Он аккуратно погладил ее плечи, поцеловал груди — груди у нее были маленькие, как у какой-нибудь девчушечки-соплюшечки, она ужасно стеснялась их, хотя, такие маленькие, они очень волновали его. Поласкав, он полежал, отдыхая, думая о ней, о радости жизни, об утренней свежести, перебирая пальцами ее волосы, вкусно пахнущие мылом.
— Сон мне нынче приснился, — сказала она.
Отец испугался, он не любил, когда ей снились сны, у нее были сны-вещуны, она умела их толковать, и толкование исполнялось. К болезни, к неприятности снились ей сны, а к радости почти никогда. Но сегодняшний сон, слава богу, был ни к чему, так просто, вроде развлекательного кино.
— Приснилось, будто я выступаю на театре, артистка. Постановку какую-то разыгрываю. А публика все хлопает и хлопает, очень ей нравится...
— Ишь ты, — удивился он, — артистка! Из погорелого театра.
Она тихо засмеялась:
— И впрямь из погорелого. А может, я смогла бы артисткой, Коля? Как ты думаешь?
— Думаю, смогла бы...
— Правда?
— Угу. Голосок у тебя подходящий, не злой, тоненький, внешность тоже в самый раз.

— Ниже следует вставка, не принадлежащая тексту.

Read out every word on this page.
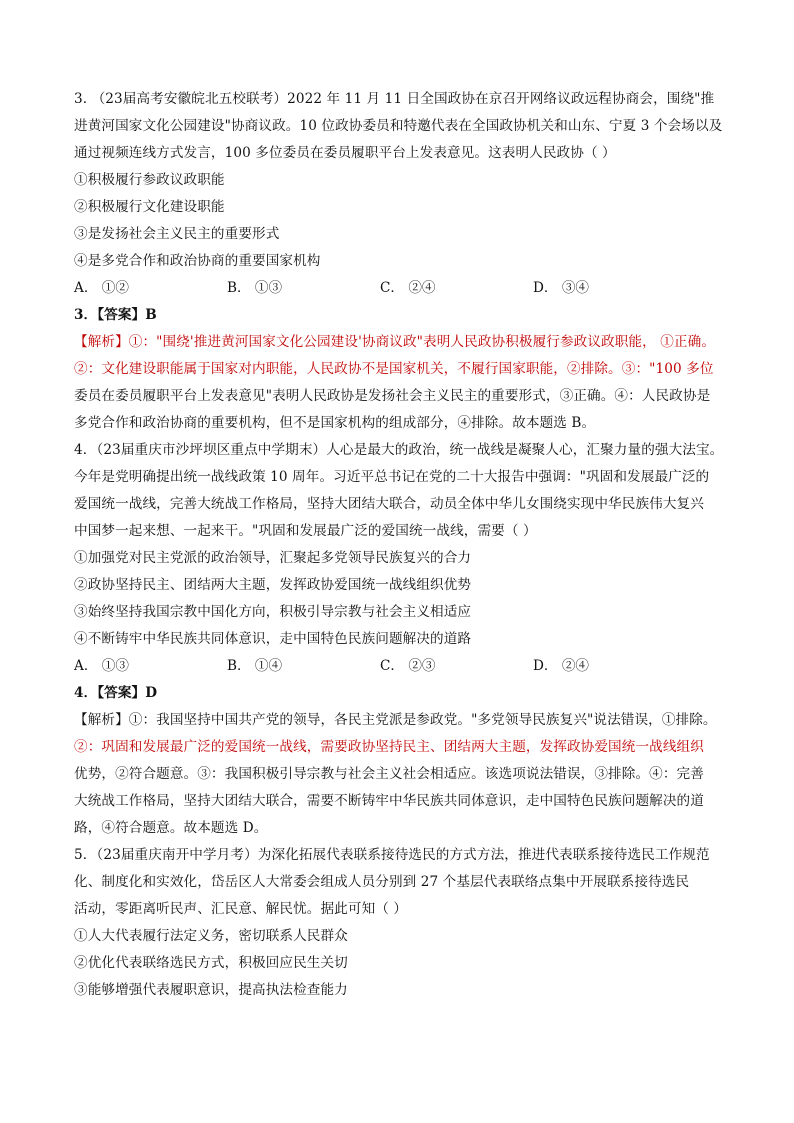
3. （23届高考安徽皖北五校联考）2022 年 11 月 11 日全国政协在京召开网络议政远程协商会，围绕"推
进黄河国家文化公园建设"协商议政。10 位政协委员和特邀代表在全国政协机关和山东、宁夏 3 个会场以及
通过视频连线方式发言，100 多位委员在委员履职平台上发表意见。这表明人民政协（ ）
①积极履行参政议政职能
②积极履行文化建设职能
③是发扬社会主义民主的重要形式
④是多党合作和政治协商的重要国家机构
A． ①②	B． ①③	C． ②④	D． ③④
3．【答案】B
【解析】①："围绕'推进黄河国家文化公园建设'协商议政"表明人民政协积极履行参政议政职能， ①正确。
②：文化建设职能属于国家对内职能，人民政协不是国家机关，不履行国家职能，②排除。③："100 多位
委员在委员履职平台上发表意见"表明人民政协是发扬社会主义民主的重要形式，③正确。④：人民政协是
多党合作和政治协商的重要机构，但不是国家机构的组成部分，④排除。故本题选 B。
4．（23届重庆市沙坪坝区重点中学期末）人心是最大的政治，统一战线是凝聚人心，汇聚力量的强大法宝。
今年是党明确提出统一战线政策 10 周年。习近平总书记在党的二十大报告中强调："巩固和发展最广泛的
爱国统一战线，完善大统战工作格局，坚持大团结大联合，动员全体中华儿女围绕实现中华民族伟大复兴
中国梦一起来想、一起来干。"巩固和发展最广泛的爱国统一战线，需要（ ）
①加强党对民主党派的政治领导，汇聚起多党领导民族复兴的合力
②政协坚持民主、团结两大主题，发挥政协爱国统一战线组织优势
③始终坚持我国宗教中国化方向，积极引导宗教与社会主义相适应
④不断铸牢中华民族共同体意识，走中国特色民族问题解决的道路
A． ①③	B． ①④	C． ②③	D． ②④
4．【答案】D
【解析】①：我国坚持中国共产党的领导，各民主党派是参政党。"多党领导民族复兴"说法错误，①排除。
②：巩固和发展最广泛的爱国统一战线，需要政协坚持民主、团结两大主题，发挥政协爱国统一战线组织
优势，②符合题意。③：我国积极引导宗教与社会主义社会相适应。该选项说法错误，③排除。④：完善
大统战工作格局，坚持大团结大联合，需要不断铸牢中华民族共同体意识，走中国特色民族问题解决的道
路，④符合题意。故本题选 D。
5．（23届重庆南开中学月考）为深化拓展代表联系接待选民的方式方法，推进代表联系接待选民工作规范
化、制度化和实效化，岱岳区人大常委会组成人员分别到 27 个基层代表联络点集中开展联系接待选民
活动，零距离听民声、汇民意、解民忧。据此可知（ ）
①人大代表履行法定义务，密切联系人民群众
②优化代表联络选民方式，积极回应民生关切
③能够增强代表履职意识，提高执法检查能力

— И ревновал бы ты меня тогда! — мечтательно сказала она.
— Точно, — согласился он. — Ежели б ты хвостом крутила, я бы тебя из пистолета застрелил.
— Насмерть? — она ужаснулась. — И не пожалел бы?
— Ни капельки. Бах-тарах — и готова.
— Ты когда в школе учился, в вашей деревне драмкружок был?
— А на что? Мы и так обходились.
— Неужто не было?
— Не было. У нас по военному делу был кружок. Замечательный.
— А у нас драмкружок. Я выступала на сцене. Ага. Честное слово. Один раз Лису Патрикеевну изображала. Хвост у меня был настоящий лисий, пушистый. А в другой раз жандарма пьяного показывала.
— Это с чегой-то ты — и жандарма пьяного?